The calculation of the predicted LLD is easiest with type I discrepancies which increase at a constant rate during the whole growth. In other words, the percentage of the length achieved by the short limb relative to the healthy side at any age would be the same during the remaining growth and therefore, the first step is to determine the length percentile of the normal bone or limb and calculate its final length at maturity for that percentile. The short limb length is then easily calculated as a percentage of the normal side maturity length. Type II is a difficult pattern to project as the information available from the period of constant increase before the deceleration phase has no predictive value. Multiple assessments for the growth inhibition rate are needed to allow for additional calculations. An example of type II discrepancies is poliomyelitis in which there is a tendency for the discrepancy to increase most rapidly in the first four or five years following infection then the rate of increased discrepancy diminishes gradually thereafter.
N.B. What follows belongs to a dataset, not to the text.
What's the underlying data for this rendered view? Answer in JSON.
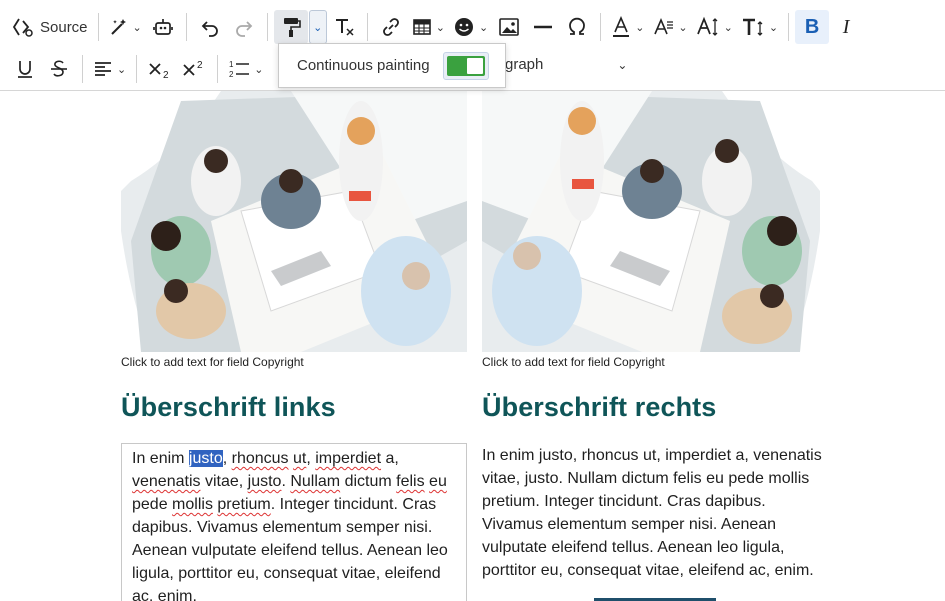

In type III patterns, once a plateau has reached, the LLD will be the same throughout the remaining growth. The typical example for type III LLD is the overgrowth following femoral shaft fractures. Type IV discrepancies were found to be characteristic for hip diseases in childhood. Premature closure of the proximal capital femoral epiphysis is the cause for the late upward slope following a long time of plateau phase and once detected, it is easy to calculate the remaining growth of the entire femur and to add a 30 % from that value (the contribution of the proximal femoral physis the normal femoral growth) to pre-existing discrepancy to give the final LLD. In type V, the discrepancy starts to correct itself. It is commonly seen in chronic inflammatory diseases which stimulates growth under 10 years of age and then causes premature growth cessation towards the end of growth.

Evaluation of the accuracy of the different methods used to predict final LLD at skeletal maturity was studied extensively by several authors [44–49].